Gambar 12. Enzim multipied immunoassay (EMIT) untuk pengukuran dengan obat bebas
dalam sampel yang melibatkan jumlah enzim-obat terikat, dan antibodi anti-obat

13. Immunostaining
Imunostaining adalah istilah yang berlaku untuk setiap penggunaan antibodi
digabungkan dengan enzim atau pewarna untuk mendeteksi protein tertentu atau antigen
dalam sampel. Aplikasi yang paling umum adalah pemilihan gel elektrophoresis
(immunoblotting, Western Blot) atau di dalam jaringan irisan pewarnaan
imunohistokimia. Misalnya, standar konfirmasi untuk tes skrining reaktif anti-HIV
hasilnya adalah uji Western Blot yang memisahkan protein dengan berat molekul
dilakukan dengan elektroforesis. Gel itu kemudian dihapuskan pada membran yang
memungkinkan transfer virus protein ke membran. Membran kemudian diinkubasi
dengan serum pasien. Antibodi spesifik HIV berikatan dengan profil virus, pada membran
dan dapat dideteksi menggunakan enzim-berlabel antibodi sekunder atau sistem deteksi
biotin-avidin.
Marker fluoresens dapat diterapkan ke berbagai pilihan tes termasuk histokimia
dan microarray jaringan untuk deteksi protein spesifik seperti penanda kanker dalam sel
atau jaringan dan untuk visualisasi sel dalam pengukuran flow cytometer. Beberapa agen
imunostaining dapat diterapkan dalam satu tahap, di mana antibodi primer terkait
langsung dengan agen pewarnaan, tetapi dalam banyak kasus antibodi primer ditargetkan
oleh antibodi "sekunder" yang diberi label sehingga memberikan sinyal sebagai ikatan
Antibodi sekunder dengan antibodi primer seperti gambar dibawah ini.

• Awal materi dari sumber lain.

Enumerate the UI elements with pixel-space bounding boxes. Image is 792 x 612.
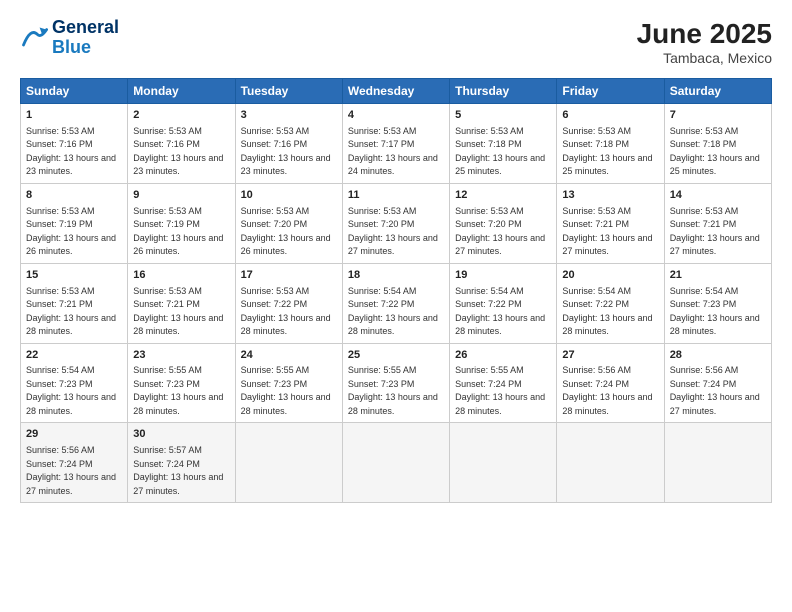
header: GeneralBlue June 2025 Tambaca, Mexico — [20, 18, 772, 66]
calendar-day-cell: 3Sunrise: 5:53 AMSunset: 7:16 PMDaylight… — [235, 104, 342, 184]
calendar-day-cell: 4Sunrise: 5:53 AMSunset: 7:17 PMDaylight… — [342, 104, 449, 184]
header-monday: Monday — [128, 79, 235, 104]
calendar-day-cell: 15Sunrise: 5:53 AMSunset: 7:21 PMDayligh… — [21, 263, 128, 343]
logo: GeneralBlue — [20, 18, 119, 58]
calendar-day-cell — [664, 423, 771, 503]
calendar-day-cell: 21Sunrise: 5:54 AMSunset: 7:23 PMDayligh… — [664, 263, 771, 343]
logo-text: GeneralBlue — [52, 18, 119, 58]
calendar-day-cell: 29Sunrise: 5:56 AMSunset: 7:24 PMDayligh… — [21, 423, 128, 503]
header-tuesday: Tuesday — [235, 79, 342, 104]
calendar-day-cell: 18Sunrise: 5:54 AMSunset: 7:22 PMDayligh… — [342, 263, 449, 343]
header-saturday: Saturday — [664, 79, 771, 104]
location: Tambaca, Mexico — [637, 50, 772, 66]
calendar-day-cell: 22Sunrise: 5:54 AMSunset: 7:23 PMDayligh… — [21, 343, 128, 423]
calendar-day-cell: 14Sunrise: 5:53 AMSunset: 7:21 PMDayligh… — [664, 183, 771, 263]
calendar-day-cell: 7Sunrise: 5:53 AMSunset: 7:18 PMDaylight… — [664, 104, 771, 184]
calendar-day-cell: 2Sunrise: 5:53 AMSunset: 7:16 PMDaylight… — [128, 104, 235, 184]
header-wednesday: Wednesday — [342, 79, 449, 104]
calendar-day-cell: 11Sunrise: 5:53 AMSunset: 7:20 PMDayligh… — [342, 183, 449, 263]
calendar-day-cell: 6Sunrise: 5:53 AMSunset: 7:18 PMDaylight… — [557, 104, 664, 184]
calendar-day-cell: 19Sunrise: 5:54 AMSunset: 7:22 PMDayligh… — [450, 263, 557, 343]
calendar-day-cell — [557, 423, 664, 503]
calendar-day-cell: 16Sunrise: 5:53 AMSunset: 7:21 PMDayligh… — [128, 263, 235, 343]
weekday-header-row: Sunday Monday Tuesday Wednesday Thursday… — [21, 79, 772, 104]
header-friday: Friday — [557, 79, 664, 104]
calendar-day-cell: 5Sunrise: 5:53 AMSunset: 7:18 PMDaylight… — [450, 104, 557, 184]
calendar-day-cell: 25Sunrise: 5:55 AMSunset: 7:23 PMDayligh… — [342, 343, 449, 423]
calendar-day-cell: 26Sunrise: 5:55 AMSunset: 7:24 PMDayligh… — [450, 343, 557, 423]
calendar-week-row: 1Sunrise: 5:53 AMSunset: 7:16 PMDaylight… — [21, 104, 772, 184]
calendar-day-cell: 13Sunrise: 5:53 AMSunset: 7:21 PMDayligh… — [557, 183, 664, 263]
calendar-day-cell: 23Sunrise: 5:55 AMSunset: 7:23 PMDayligh… — [128, 343, 235, 423]
calendar-day-cell — [450, 423, 557, 503]
calendar-week-row: 29Sunrise: 5:56 AMSunset: 7:24 PMDayligh… — [21, 423, 772, 503]
calendar-day-cell: 30Sunrise: 5:57 AMSunset: 7:24 PMDayligh… — [128, 423, 235, 503]
calendar-day-cell: 8Sunrise: 5:53 AMSunset: 7:19 PMDaylight… — [21, 183, 128, 263]
header-sunday: Sunday — [21, 79, 128, 104]
logo-icon — [20, 24, 48, 52]
calendar-week-row: 8Sunrise: 5:53 AMSunset: 7:19 PMDaylight… — [21, 183, 772, 263]
calendar-day-cell: 17Sunrise: 5:53 AMSunset: 7:22 PMDayligh… — [235, 263, 342, 343]
calendar-day-cell — [235, 423, 342, 503]
header-thursday: Thursday — [450, 79, 557, 104]
calendar-day-cell — [342, 423, 449, 503]
calendar-week-row: 15Sunrise: 5:53 AMSunset: 7:21 PMDayligh… — [21, 263, 772, 343]
calendar-day-cell: 20Sunrise: 5:54 AMSunset: 7:22 PMDayligh… — [557, 263, 664, 343]
month-year: June 2025 — [637, 18, 772, 50]
calendar-table: Sunday Monday Tuesday Wednesday Thursday… — [20, 78, 772, 503]
calendar-day-cell: 1Sunrise: 5:53 AMSunset: 7:16 PMDaylight… — [21, 104, 128, 184]
calendar-day-cell: 9Sunrise: 5:53 AMSunset: 7:19 PMDaylight… — [128, 183, 235, 263]
calendar-day-cell: 12Sunrise: 5:53 AMSunset: 7:20 PMDayligh… — [450, 183, 557, 263]
calendar-day-cell: 24Sunrise: 5:55 AMSunset: 7:23 PMDayligh… — [235, 343, 342, 423]
calendar-week-row: 22Sunrise: 5:54 AMSunset: 7:23 PMDayligh… — [21, 343, 772, 423]
calendar-day-cell: 27Sunrise: 5:56 AMSunset: 7:24 PMDayligh… — [557, 343, 664, 423]
page: GeneralBlue June 2025 Tambaca, Mexico Su… — [0, 0, 792, 612]
title-block: June 2025 Tambaca, Mexico — [637, 18, 772, 66]
calendar-day-cell: 28Sunrise: 5:56 AMSunset: 7:24 PMDayligh… — [664, 343, 771, 423]
calendar-day-cell: 10Sunrise: 5:53 AMSunset: 7:20 PMDayligh… — [235, 183, 342, 263]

Gambar 13. Ikatan Ab primer dengan Ab sekunder

14. Chemiluminescence Assays


Uji chemiluminescence (CL) sangat populer dan banyak digunakan dalam
berbagai format pengujian. Chemiluminescence mengacu pada emisi cahaya yang terjadi
ketika media meluruh dari keadaan state ke keadaan dasar. Sementara fluoresensi
bereaksi dengan memanfaatkan radiasi insiden untuk energi, chemiluminescence energi
dihasilkan dari reaksi kimia, paling sering suatu reaksi oksidasi. Chemiluminescence
dapat diterapkan baik sebagai label langsung atau senyawa chemiluminescent dapat
digunakan sebagai substrat untuk immunoreactant berlabel enzim. Chemilumines paling
umum adalah ester acridinium dan turunan dari isolasinol. Senyawa Acridinium dapat
dikonjugasikan ke salah satu antibodi atau antigen.
15. Optical Immunoassays
Immunoassay optik (OIA) didasarkan pada interaksikompleks antigen-antibodi
pada permukaan lembam. Ikatan spesifikantibodi meningkatkan ketebalan reaktan di
permukaan, dan mengubah warna cahaya yang dipantulkan dari permukaan.
Optikimmunoassays digunakan di banyak laboratorium untuk mendeteksi kelompok
AStreptococcus (GAS) pada anak-anak serta virus pernapasan.